Aku melirik gadis kecil yang sedang bermain dengan suami Mbak Tari. Dadaku sesak jika mengingatnya.

“Ta?”

Aku mengedipkan mata, kemudian menoleh pada Mbak Mentari yang menatapku khawatir. “Kamu takut tentang Raya?”

Aku mengangguk pelan. Sejauh apa pun aku menghindar dan sedalam apa pun aku menutupi, suatu saat nanti pasti dia akan tahu. Aku paham itu, tapi tidak sekarang. Aku belum siap untuk menerima kenyataan, apalagi dia mungkin sudah punya calon istri.

Aku jadi kepikiran dengan Aesha. Rasa penasaran terus menggerogoti otakku. Harus bertanya pada siapa?

“Mbak, Jagad nggak Tau kalau Mas Galih suami, Mbak?” tanyaku penasaran.

Mbak Mentari menggeleng. “Kayaknya nggak, deh. Lagian, waktu Mbak nikah dia belum satu kantor sama Mas Galih.”

Aku menghela napas lega. Setidaknya Jagad tidak akan kepo pada Mas Galih soal Raya, karena aku mengatakan kalau gadis kecil itu anak dari kakakku.
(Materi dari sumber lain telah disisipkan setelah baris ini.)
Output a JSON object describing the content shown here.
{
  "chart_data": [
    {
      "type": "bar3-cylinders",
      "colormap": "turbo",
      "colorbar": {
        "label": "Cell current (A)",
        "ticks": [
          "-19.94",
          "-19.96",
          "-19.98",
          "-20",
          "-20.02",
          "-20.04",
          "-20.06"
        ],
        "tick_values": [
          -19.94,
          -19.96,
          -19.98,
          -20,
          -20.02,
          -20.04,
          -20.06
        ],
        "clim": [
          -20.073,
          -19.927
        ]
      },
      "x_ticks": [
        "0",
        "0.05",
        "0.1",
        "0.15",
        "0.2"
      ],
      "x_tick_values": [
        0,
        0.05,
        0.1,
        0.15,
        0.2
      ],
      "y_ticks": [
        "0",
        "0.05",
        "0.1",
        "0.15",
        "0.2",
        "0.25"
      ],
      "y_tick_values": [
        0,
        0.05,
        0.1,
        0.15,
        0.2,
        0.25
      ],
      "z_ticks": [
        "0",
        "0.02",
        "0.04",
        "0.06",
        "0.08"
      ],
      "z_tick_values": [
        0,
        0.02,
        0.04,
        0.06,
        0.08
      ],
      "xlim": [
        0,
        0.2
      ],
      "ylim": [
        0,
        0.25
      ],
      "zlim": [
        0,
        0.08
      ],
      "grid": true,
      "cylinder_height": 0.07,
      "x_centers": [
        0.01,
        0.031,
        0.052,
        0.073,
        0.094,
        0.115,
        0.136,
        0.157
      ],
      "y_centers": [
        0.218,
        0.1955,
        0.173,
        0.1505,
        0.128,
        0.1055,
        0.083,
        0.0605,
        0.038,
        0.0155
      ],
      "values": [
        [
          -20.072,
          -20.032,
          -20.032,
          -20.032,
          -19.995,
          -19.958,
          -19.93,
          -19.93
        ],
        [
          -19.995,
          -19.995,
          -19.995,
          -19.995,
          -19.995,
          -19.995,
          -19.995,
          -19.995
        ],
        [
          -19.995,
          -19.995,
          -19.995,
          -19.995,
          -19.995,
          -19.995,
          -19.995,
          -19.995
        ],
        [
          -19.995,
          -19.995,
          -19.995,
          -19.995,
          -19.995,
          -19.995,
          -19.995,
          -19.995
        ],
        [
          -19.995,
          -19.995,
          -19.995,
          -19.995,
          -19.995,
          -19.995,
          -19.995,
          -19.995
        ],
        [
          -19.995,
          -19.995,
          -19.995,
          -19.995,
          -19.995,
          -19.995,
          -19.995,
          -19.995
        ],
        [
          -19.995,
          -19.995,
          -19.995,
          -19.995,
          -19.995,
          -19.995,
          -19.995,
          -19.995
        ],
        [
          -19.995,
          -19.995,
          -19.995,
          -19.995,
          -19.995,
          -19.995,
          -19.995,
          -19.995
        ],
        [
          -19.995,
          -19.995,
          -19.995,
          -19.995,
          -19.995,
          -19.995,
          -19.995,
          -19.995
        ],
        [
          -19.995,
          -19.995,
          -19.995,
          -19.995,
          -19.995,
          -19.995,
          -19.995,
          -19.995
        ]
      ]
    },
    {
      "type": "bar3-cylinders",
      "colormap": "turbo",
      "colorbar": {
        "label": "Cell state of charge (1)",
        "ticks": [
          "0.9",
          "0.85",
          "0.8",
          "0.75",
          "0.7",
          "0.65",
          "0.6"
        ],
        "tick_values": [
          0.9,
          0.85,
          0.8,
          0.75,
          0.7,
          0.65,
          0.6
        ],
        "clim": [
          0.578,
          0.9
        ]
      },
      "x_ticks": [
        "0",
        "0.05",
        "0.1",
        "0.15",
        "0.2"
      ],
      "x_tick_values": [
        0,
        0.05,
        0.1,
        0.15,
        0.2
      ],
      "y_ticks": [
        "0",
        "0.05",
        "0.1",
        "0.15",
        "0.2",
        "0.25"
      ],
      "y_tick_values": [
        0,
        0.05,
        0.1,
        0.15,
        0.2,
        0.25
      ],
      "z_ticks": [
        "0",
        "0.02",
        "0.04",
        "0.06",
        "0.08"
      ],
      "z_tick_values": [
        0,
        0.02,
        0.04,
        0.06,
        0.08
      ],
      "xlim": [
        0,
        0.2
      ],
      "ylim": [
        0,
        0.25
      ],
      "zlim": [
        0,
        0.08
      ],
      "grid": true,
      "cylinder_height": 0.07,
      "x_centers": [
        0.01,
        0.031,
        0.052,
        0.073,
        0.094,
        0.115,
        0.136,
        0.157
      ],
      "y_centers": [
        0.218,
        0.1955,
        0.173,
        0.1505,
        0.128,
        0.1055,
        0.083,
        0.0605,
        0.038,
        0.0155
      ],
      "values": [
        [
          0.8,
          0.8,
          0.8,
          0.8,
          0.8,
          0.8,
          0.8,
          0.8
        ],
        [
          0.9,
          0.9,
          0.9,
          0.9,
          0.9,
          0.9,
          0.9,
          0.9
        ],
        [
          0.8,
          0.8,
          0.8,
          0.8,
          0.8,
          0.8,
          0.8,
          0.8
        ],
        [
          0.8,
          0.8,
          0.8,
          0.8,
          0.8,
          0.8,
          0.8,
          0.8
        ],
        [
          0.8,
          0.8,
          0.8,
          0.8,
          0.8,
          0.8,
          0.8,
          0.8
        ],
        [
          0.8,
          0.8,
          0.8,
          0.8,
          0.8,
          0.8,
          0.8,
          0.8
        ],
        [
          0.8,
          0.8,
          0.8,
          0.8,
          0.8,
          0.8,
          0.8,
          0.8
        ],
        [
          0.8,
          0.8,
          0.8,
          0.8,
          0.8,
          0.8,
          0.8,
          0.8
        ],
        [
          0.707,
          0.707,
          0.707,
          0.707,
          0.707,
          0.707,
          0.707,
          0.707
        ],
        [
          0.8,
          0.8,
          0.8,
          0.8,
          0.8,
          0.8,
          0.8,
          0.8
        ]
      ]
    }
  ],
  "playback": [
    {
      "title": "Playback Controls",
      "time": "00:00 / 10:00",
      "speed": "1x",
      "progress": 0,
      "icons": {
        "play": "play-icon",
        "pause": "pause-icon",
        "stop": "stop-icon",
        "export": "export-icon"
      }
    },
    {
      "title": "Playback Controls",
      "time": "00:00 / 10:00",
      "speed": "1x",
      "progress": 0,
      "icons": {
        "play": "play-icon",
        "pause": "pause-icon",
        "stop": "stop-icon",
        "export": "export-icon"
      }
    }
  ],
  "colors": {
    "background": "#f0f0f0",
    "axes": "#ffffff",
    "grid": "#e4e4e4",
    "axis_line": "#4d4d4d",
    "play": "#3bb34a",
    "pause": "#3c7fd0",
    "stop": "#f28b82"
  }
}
Tapi kenyataannya memang seperti itu.

Raya anak Mbak Mentari dan Mas Galih.

"Ta, kamu udah tau kalau Mas Buana mau pulang?"

Ah, kakakku yang satu itu ternyata masih ingat jalan pulang. Setelah tersesat di dunia antah berantah, kukira dia sudah lupa dengan keluarganya. Satu-satunya laki-laki dalam keluarga inti setelah Ayah kami.

"Nggak. Lagian aku nggak tau nomer telepon dia."

"Kebangetan kamu, tuh. Masmu sendiri kamu gituin."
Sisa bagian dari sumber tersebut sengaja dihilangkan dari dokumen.